Aire Fresco

 

Hoy ha sido un día especial, diferente.

Por la mañana, nada me hubiera hecho pensar que el día fuera a tener nada distinto de lo común, pero a medida que han ido avanzando las horas me he dado cuenta de que sí, de que estaban pasando cosas que iban a hacer que al llegar la noche me encontrara escribiendo otra vez aquí, después de tanto tiempo.

Lo primero que me ha hecho despertar a una realidad diferente ha sido la visita a mi trabajo de un amigo al que hacía muchísimo tiempo que no veía. Nada más verle, no he podido evitar gritar su nombre de alegría, sin pensar. Y más tarde, al abrazarle, he sentido de manera simultánea la presión que ejerce sobre mí el día a día de esta vida que muchas veces siento que no es mía y una bocanada de aire fresco entrando a través de mi cuerpo por una especie de rendija que solo las grandes amistades son capaces de abrir.

La alegría ha sido doble al saber que se encuentra muy bien de salud y también feliz después de varios años difíciles. Yo tenía que seguir trabajando y nos hemos tenido que despedir con una sonrisa y con la promesa de que esta vez tardaríamos menos tiempo en volver a vernos.

Ya en el trabajo y al poco rato de estar sentado en mi mesa otra vez revisando papeles, he recibido la llamada de Bidesari convocándome a la despedida de uno de los chicos. Tras varios días sin poder acercarme por el piso la llamada ha surgido como una oportunidad de volver a entrar en su rutina y sin pensarlo he respondido que por la tarde nos veríamos.

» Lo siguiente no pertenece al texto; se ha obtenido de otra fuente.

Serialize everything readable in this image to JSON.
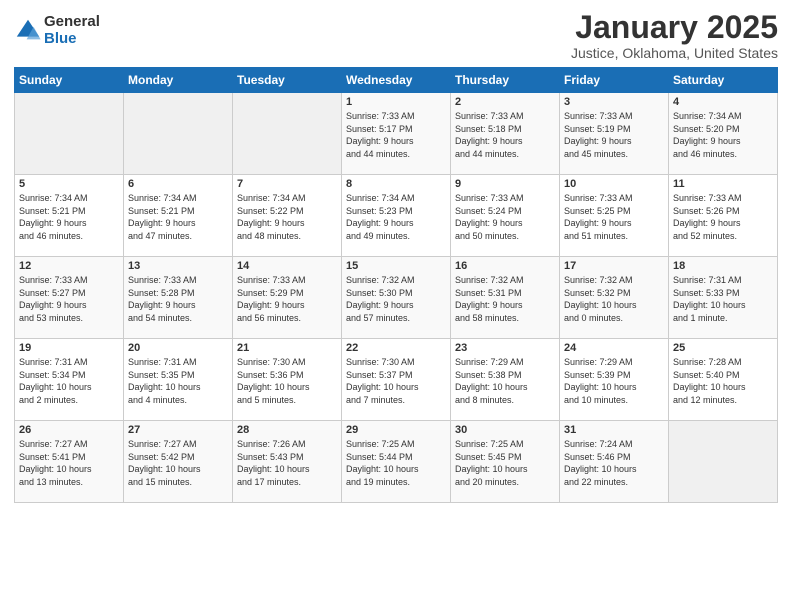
{
  "logo": {
    "general": "General",
    "blue": "Blue"
  },
  "title": "January 2025",
  "subtitle": "Justice, Oklahoma, United States",
  "headers": [
    "Sunday",
    "Monday",
    "Tuesday",
    "Wednesday",
    "Thursday",
    "Friday",
    "Saturday"
  ],
  "weeks": [
    [
      {
        "day": "",
        "info": ""
      },
      {
        "day": "",
        "info": ""
      },
      {
        "day": "",
        "info": ""
      },
      {
        "day": "1",
        "info": "Sunrise: 7:33 AM\nSunset: 5:17 PM\nDaylight: 9 hours\nand 44 minutes."
      },
      {
        "day": "2",
        "info": "Sunrise: 7:33 AM\nSunset: 5:18 PM\nDaylight: 9 hours\nand 44 minutes."
      },
      {
        "day": "3",
        "info": "Sunrise: 7:33 AM\nSunset: 5:19 PM\nDaylight: 9 hours\nand 45 minutes."
      },
      {
        "day": "4",
        "info": "Sunrise: 7:34 AM\nSunset: 5:20 PM\nDaylight: 9 hours\nand 46 minutes."
      }
    ],
    [
      {
        "day": "5",
        "info": "Sunrise: 7:34 AM\nSunset: 5:21 PM\nDaylight: 9 hours\nand 46 minutes."
      },
      {
        "day": "6",
        "info": "Sunrise: 7:34 AM\nSunset: 5:21 PM\nDaylight: 9 hours\nand 47 minutes."
      },
      {
        "day": "7",
        "info": "Sunrise: 7:34 AM\nSunset: 5:22 PM\nDaylight: 9 hours\nand 48 minutes."
      },
      {
        "day": "8",
        "info": "Sunrise: 7:34 AM\nSunset: 5:23 PM\nDaylight: 9 hours\nand 49 minutes."
      },
      {
        "day": "9",
        "info": "Sunrise: 7:33 AM\nSunset: 5:24 PM\nDaylight: 9 hours\nand 50 minutes."
      },
      {
        "day": "10",
        "info": "Sunrise: 7:33 AM\nSunset: 5:25 PM\nDaylight: 9 hours\nand 51 minutes."
      },
      {
        "day": "11",
        "info": "Sunrise: 7:33 AM\nSunset: 5:26 PM\nDaylight: 9 hours\nand 52 minutes."
      }
    ],
    [
      {
        "day": "12",
        "info": "Sunrise: 7:33 AM\nSunset: 5:27 PM\nDaylight: 9 hours\nand 53 minutes."
      },
      {
        "day": "13",
        "info": "Sunrise: 7:33 AM\nSunset: 5:28 PM\nDaylight: 9 hours\nand 54 minutes."
      },
      {
        "day": "14",
        "info": "Sunrise: 7:33 AM\nSunset: 5:29 PM\nDaylight: 9 hours\nand 56 minutes."
      },
      {
        "day": "15",
        "info": "Sunrise: 7:32 AM\nSunset: 5:30 PM\nDaylight: 9 hours\nand 57 minutes."
      },
      {
        "day": "16",
        "info": "Sunrise: 7:32 AM\nSunset: 5:31 PM\nDaylight: 9 hours\nand 58 minutes."
      },
      {
        "day": "17",
        "info": "Sunrise: 7:32 AM\nSunset: 5:32 PM\nDaylight: 10 hours\nand 0 minutes."
      },
      {
        "day": "18",
        "info": "Sunrise: 7:31 AM\nSunset: 5:33 PM\nDaylight: 10 hours\nand 1 minute."
      }
    ],
    [
      {
        "day": "19",
        "info": "Sunrise: 7:31 AM\nSunset: 5:34 PM\nDaylight: 10 hours\nand 2 minutes."
      },
      {
        "day": "20",
        "info": "Sunrise: 7:31 AM\nSunset: 5:35 PM\nDaylight: 10 hours\nand 4 minutes."
      },
      {
        "day": "21",
        "info": "Sunrise: 7:30 AM\nSunset: 5:36 PM\nDaylight: 10 hours\nand 5 minutes."
      },
      {
        "day": "22",
        "info": "Sunrise: 7:30 AM\nSunset: 5:37 PM\nDaylight: 10 hours\nand 7 minutes."
      },
      {
        "day": "23",
        "info": "Sunrise: 7:29 AM\nSunset: 5:38 PM\nDaylight: 10 hours\nand 8 minutes."
      },
      {
        "day": "24",
        "info": "Sunrise: 7:29 AM\nSunset: 5:39 PM\nDaylight: 10 hours\nand 10 minutes."
      },
      {
        "day": "25",
        "info": "Sunrise: 7:28 AM\nSunset: 5:40 PM\nDaylight: 10 hours\nand 12 minutes."
      }
    ],
    [
      {
        "day": "26",
        "info": "Sunrise: 7:27 AM\nSunset: 5:41 PM\nDaylight: 10 hours\nand 13 minutes."
      },
      {
        "day": "27",
        "info": "Sunrise: 7:27 AM\nSunset: 5:42 PM\nDaylight: 10 hours\nand 15 minutes."
      },
      {
        "day": "28",
        "info": "Sunrise: 7:26 AM\nSunset: 5:43 PM\nDaylight: 10 hours\nand 17 minutes."
      },
      {
        "day": "29",
        "info": "Sunrise: 7:25 AM\nSunset: 5:44 PM\nDaylight: 10 hours\nand 19 minutes."
      },
      {
        "day": "30",
        "info": "Sunrise: 7:25 AM\nSunset: 5:45 PM\nDaylight: 10 hours\nand 20 minutes."
      },
      {
        "day": "31",
        "info": "Sunrise: 7:24 AM\nSunset: 5:46 PM\nDaylight: 10 hours\nand 22 minutes."
      },
      {
        "day": "",
        "info": ""
      }
    ]
  ]
}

La visita de un amigo, Bidesari, estaba claro que aquel día no estaba siguiendo el guión habitual. Me lo ha confirmado la llamada a mi novia justo antes de comer, una llamada que ha terminado en discusión y que ha hecho que se me cerrara el estómago. ” Día de emociones”, he pensado, “a ver cómo acaba”.

La tarde la he pasado trabajando, buscando la solución a problemas tan duros como una roca mientras pensaba en cómo iba a arreglar una discusión bastante menos dura pero que iba a pesar mucho más si no se solucionaba.

De camino a Bidesari me ha llamado mi jefe y como hoy tocaba día raro, ya sí que sí, he recibido una bronca. Una bronca que encima ha sido de esas que duelen el doble porque sabes que es por culpa de una serie de malas noticias que no gusta escuchar más que por fallos en el trabajo. Sin embargo, como hoy ya tenía asumido que el día venía como venía, después de colgar el teléfono y ya a la altura de Bidesari, he decidido tratar de olvidar.

No me ha costado nada, ningún tipo de esfuerzo olvidar. Al atravesar la puerta de la cocina del piso he visto a los chicos alrededor de la mesa, a Susana con su enorme sonrisa y a un par de voluntarias y educadoras que no conocía y casi sin querer me ha salido sonreír, me he relajado y me he puesto a cenar.

Después de las típicas bromas le ha tocado hablar al chico que hoy se despedía, una persona que ha hecho un gran trabajo y al que yo creo que le va a ir bien.

Puesto en pie ha dado las gracias a los educadores, a sus compañeros y cuando ha llegado el momento de dirigirse a los voluntarios nos ha dicho: “muchas gracias, sois una bocanada de aire fresco cada vez que venís”. Nada más terminar esa frase me ha venido a la cabeza la imagen de esta mañana y el recuerdo de mi amigo Alfonso al que hacía tanto tiempo que no veía y me he sentido bien, muy bien.